Share via


Requiring TLS Encryption

Applies To: Windows Server 2003, Windows Server 2003 R2, Windows Server 2003 with SP1

You can require that all clients use Transport Layer Security (TLS) encryption, a generic security protocol similar to Secure Sockets Layer (SSL), to connect to the default Simple Mail Transfer Protocol (SMTP) virtual server. This option secures the connection, but it is not used for authentication.

When requiring Basic authentication on your virtual servers, it is strongly recommended that you also use TLS encryption. Without encryption, user names and passwords can be easily intercepted.

To use TLS encryption for the virtual server, you must create key pairs and configure key certificates. Clients can then use TLS to encrypt the session with the SMTP service, therefore, all messages sent. The SMTP service can also use TLS to encrypt sessions with remote servers.

Important

You must be a member of the Administrators group on the local computer to perform the following procedure or procedures. As a security best practice, log on to your computer by using an account that is not in the Administrators group, and then use the runas command to run IIS Manager as an administrator. At a command prompt, type runas /User:Administrative_AccountName "mmc systemroot\system32\inetsrv\iis.msc".

Procedures

To create and manage key certificates

  1. In IIS Manager, right-click the SMTP virtual server, and then click Properties.

  2. Click the Access tab, and under Secure communication, click Certificate to set up new key certificates and manage installed key certificates for the SMTP virtual server.

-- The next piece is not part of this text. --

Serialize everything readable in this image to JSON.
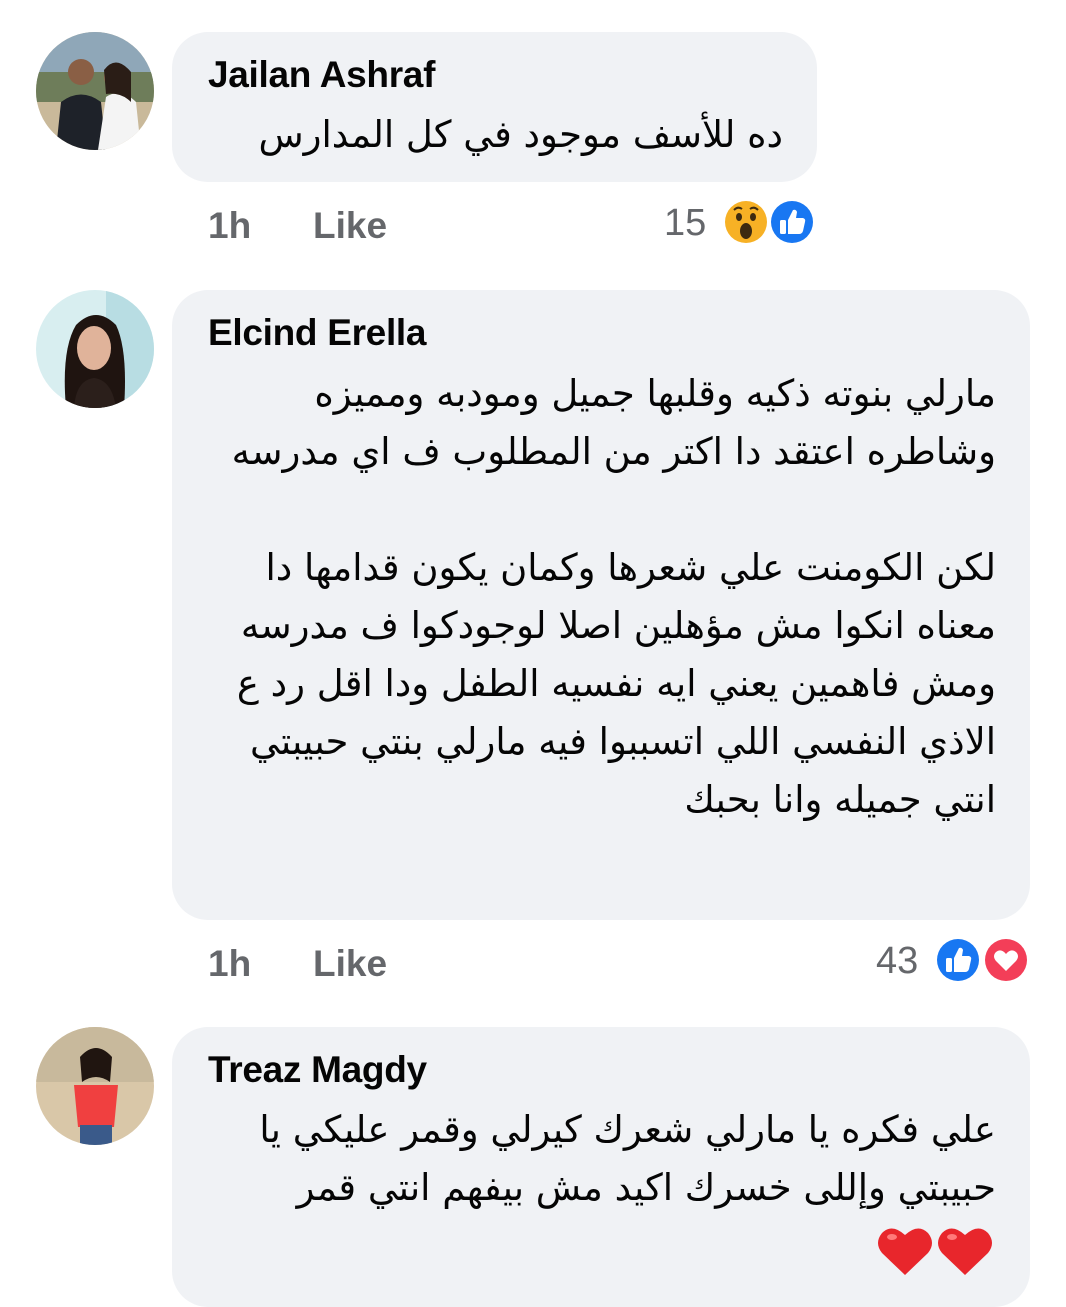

Key pairs consist of a number of bits that indicate the key's security level. You can strengthen security by increasing the encryption level from 40 bits (the default) to 128 bits. The greater the number of bits, the more difficult the item is to decrypt. Users attempting to secure access must use the same encryption level that you set or messages will be returned with a non-delivery report (NDR).

To set TLS encryption levels for the server

  1. In IIS Manager, right-click the SMTP virtual server, and then click Properties.

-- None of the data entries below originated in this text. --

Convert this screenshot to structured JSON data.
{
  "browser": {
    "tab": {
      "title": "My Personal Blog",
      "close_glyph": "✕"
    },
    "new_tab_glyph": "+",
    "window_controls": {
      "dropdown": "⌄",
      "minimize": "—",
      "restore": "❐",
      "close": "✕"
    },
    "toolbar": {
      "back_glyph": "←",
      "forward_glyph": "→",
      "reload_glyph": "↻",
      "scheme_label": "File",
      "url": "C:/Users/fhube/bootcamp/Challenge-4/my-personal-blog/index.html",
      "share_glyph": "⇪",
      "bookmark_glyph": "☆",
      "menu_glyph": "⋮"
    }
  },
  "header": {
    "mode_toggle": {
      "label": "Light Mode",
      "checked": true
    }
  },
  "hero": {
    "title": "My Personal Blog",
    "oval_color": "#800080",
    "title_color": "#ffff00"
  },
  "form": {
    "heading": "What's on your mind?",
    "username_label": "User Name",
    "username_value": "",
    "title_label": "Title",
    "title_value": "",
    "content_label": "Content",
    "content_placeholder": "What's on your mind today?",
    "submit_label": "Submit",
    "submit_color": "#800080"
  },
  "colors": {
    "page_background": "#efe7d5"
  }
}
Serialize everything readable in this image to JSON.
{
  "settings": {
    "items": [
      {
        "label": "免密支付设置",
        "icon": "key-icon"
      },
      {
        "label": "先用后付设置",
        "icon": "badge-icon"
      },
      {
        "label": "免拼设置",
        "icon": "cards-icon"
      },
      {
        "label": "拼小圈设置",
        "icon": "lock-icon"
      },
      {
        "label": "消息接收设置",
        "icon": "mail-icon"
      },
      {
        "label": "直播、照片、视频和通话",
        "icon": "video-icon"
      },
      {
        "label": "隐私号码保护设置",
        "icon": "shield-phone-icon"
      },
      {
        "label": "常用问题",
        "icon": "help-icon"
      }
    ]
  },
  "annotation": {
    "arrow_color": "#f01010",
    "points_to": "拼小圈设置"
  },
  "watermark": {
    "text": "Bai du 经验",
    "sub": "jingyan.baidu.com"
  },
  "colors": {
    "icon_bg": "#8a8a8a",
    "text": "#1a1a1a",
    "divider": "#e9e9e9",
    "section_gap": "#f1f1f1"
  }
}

  2. Click the Access tab, and under Access control, click Authentication.

  3. Click Basic authentication.

  4. Select the Require TLS encryption check box.

Note

There are two additional TLS options available. To use TLS for all outgoing connections, click Outbound Security on the Delivery tab, and then click TLS encryption. Also, if a server you commonly connect to requires the use of TLS for all incoming connections, you can create a remote domain and click TLS encryption when creating the domain.